Mechanism: Passive immunity is acquired when an individual receives pre-formed antibodies from another source, rather than producing them through their own immune system.
Natural Passive Immunity: This occurs when antibodies are transferred from mother to offspring, such as across the placenta during pregnancy or through colostrum (the first breast milk) after birth.
Artificial Passive Immunity: This involves the medical administration of antibodies, often via injection or transfusion, such as antitoxins for snake bites or tetanus to provide immediate protection.
Duration: Because the recipient's immune system is not activated, no memory cells are created. Consequently, the protection is immediate but temporary, lasting only as long as the transferred antibodies remain in circulation.
Primary Response: When the body first encounters a new antigen, there is a lag period (often 10–17 days) while B cells undergo clonal selection and expansion to produce plasma cells and antibodies.
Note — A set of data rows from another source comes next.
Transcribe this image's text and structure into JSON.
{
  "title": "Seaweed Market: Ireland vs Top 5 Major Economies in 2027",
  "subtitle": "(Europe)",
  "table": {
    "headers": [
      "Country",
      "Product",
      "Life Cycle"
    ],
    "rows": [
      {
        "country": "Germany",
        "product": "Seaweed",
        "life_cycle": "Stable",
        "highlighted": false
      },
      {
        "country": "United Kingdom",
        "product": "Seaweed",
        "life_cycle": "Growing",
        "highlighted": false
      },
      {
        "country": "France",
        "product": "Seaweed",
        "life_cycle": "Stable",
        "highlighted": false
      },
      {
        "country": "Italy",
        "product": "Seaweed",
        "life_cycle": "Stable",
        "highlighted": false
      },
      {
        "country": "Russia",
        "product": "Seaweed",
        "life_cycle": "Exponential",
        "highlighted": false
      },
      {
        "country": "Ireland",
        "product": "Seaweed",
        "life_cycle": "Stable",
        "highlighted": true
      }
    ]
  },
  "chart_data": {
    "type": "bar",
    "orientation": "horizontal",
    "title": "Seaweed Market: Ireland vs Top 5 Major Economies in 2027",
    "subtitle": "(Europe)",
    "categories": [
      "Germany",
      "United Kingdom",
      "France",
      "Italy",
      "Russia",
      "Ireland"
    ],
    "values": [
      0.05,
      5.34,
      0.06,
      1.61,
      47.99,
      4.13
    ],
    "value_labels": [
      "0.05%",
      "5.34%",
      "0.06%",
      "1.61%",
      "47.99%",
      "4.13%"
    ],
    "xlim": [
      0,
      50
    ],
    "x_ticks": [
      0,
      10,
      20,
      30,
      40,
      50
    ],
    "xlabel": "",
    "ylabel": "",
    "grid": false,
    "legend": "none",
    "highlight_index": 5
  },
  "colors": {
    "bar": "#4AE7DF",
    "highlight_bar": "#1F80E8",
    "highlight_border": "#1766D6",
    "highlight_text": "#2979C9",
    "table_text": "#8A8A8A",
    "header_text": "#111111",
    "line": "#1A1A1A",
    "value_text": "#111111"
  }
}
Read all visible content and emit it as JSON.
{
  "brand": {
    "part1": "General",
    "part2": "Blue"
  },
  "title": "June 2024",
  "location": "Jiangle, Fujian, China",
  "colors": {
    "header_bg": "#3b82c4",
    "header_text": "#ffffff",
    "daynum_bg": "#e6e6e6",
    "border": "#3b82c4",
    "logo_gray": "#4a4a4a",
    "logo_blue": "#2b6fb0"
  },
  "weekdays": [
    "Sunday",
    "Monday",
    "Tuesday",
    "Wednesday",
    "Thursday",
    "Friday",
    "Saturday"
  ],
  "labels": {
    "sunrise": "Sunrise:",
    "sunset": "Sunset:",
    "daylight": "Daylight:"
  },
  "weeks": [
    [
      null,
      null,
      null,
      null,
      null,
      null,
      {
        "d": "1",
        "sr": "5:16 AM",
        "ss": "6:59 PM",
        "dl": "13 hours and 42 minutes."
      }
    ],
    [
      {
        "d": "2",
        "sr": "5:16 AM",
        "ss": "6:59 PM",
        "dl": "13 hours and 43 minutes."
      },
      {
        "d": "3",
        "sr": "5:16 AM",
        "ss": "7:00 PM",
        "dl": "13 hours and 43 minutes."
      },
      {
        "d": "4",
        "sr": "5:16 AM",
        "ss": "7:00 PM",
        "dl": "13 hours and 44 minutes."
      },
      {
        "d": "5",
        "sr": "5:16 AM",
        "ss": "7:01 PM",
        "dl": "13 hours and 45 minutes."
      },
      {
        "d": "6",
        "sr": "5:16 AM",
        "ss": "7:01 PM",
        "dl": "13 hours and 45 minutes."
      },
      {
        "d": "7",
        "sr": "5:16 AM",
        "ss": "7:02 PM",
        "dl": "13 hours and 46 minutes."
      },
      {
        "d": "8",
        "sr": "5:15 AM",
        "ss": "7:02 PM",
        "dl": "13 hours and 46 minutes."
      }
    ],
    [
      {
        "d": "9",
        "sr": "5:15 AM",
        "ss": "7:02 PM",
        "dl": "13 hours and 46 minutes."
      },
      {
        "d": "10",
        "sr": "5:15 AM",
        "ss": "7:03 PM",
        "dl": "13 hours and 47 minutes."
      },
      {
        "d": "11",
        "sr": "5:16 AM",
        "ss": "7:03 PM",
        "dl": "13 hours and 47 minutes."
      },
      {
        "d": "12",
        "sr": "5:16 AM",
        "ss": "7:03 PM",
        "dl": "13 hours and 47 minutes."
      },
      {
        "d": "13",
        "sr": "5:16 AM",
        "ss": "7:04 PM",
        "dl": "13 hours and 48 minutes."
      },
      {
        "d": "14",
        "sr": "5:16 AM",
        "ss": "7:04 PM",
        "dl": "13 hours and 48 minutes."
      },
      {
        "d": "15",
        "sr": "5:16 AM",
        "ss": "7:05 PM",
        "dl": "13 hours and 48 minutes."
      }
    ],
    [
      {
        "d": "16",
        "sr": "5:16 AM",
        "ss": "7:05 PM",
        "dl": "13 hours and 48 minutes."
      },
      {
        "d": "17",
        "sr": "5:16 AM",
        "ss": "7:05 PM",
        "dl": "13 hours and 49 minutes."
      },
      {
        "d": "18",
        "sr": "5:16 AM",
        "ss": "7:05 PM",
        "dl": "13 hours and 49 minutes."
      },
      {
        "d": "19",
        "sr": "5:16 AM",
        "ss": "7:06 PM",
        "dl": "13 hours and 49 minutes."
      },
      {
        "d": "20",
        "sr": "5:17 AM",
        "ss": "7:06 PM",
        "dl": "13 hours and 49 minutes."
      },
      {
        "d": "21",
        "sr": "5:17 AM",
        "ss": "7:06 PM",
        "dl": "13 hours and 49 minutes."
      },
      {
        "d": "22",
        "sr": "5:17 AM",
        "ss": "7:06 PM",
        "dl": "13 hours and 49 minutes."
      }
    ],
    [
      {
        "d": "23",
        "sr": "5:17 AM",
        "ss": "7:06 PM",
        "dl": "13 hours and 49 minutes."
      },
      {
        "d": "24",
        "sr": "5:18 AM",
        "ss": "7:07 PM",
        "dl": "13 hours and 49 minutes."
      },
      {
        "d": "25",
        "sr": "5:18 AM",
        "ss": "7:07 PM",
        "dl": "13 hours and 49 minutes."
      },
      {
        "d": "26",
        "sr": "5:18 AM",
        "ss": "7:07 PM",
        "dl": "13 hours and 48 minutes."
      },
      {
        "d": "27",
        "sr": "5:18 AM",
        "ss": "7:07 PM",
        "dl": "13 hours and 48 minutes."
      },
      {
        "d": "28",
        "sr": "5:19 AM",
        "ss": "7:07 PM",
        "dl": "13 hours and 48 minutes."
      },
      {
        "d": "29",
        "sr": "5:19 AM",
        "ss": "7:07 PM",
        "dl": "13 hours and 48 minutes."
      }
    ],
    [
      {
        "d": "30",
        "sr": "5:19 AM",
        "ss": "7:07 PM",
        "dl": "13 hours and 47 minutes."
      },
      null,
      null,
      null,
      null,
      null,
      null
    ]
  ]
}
Secondary Response: Upon re-exposure to the same antigen, circulating memory cells recognize it immediately. This leads to a much faster, more intense response with a higher concentration of antibodies produced in a shorter timeframe.
Significance: The secondary response is the basis for the effectiveness of vaccines; the 'first exposure' is controlled and safe, ensuring the body is prepared for a 'real' infection.
Understanding the differences between active and passive immunity is essential for clinical and biological contexts.
| Feature | Active Immunity | Passive Immunity |
|---|---|---|
| Antibody Source | Produced by the individual's own body | Received from an external source |
| Time to Protect | Delayed (days to weeks) | Immediate |
| Memory Cells | Produced (long-term memory) | Not produced (no memory) |
| Duration | Long-term (often years/lifetime) | Short-term (weeks to months) |
| Trigger | Exposure to antigen | Exposure to pre-formed antibodies |
Identify the Source: Always ask, 'Who made the antibodies?' If the answer is the patient, it is active; if it is someone else (mother, lab animal, donor), it is passive.
Check for Memory: If a scenario mentions 'long-term protection' or 'memory cells,' it must be active immunity. Passive immunity never results in memory.
Natural vs. Artificial: Determine if the process is a biological life event (infection, breastfeeding) or a medical intervention (vaccine, injection).
Common Confusion: Do not confuse 'vaccination' with 'antibody injection.' A vaccine contains antigens (Active), while an antitoxin contains antibodies (Passive).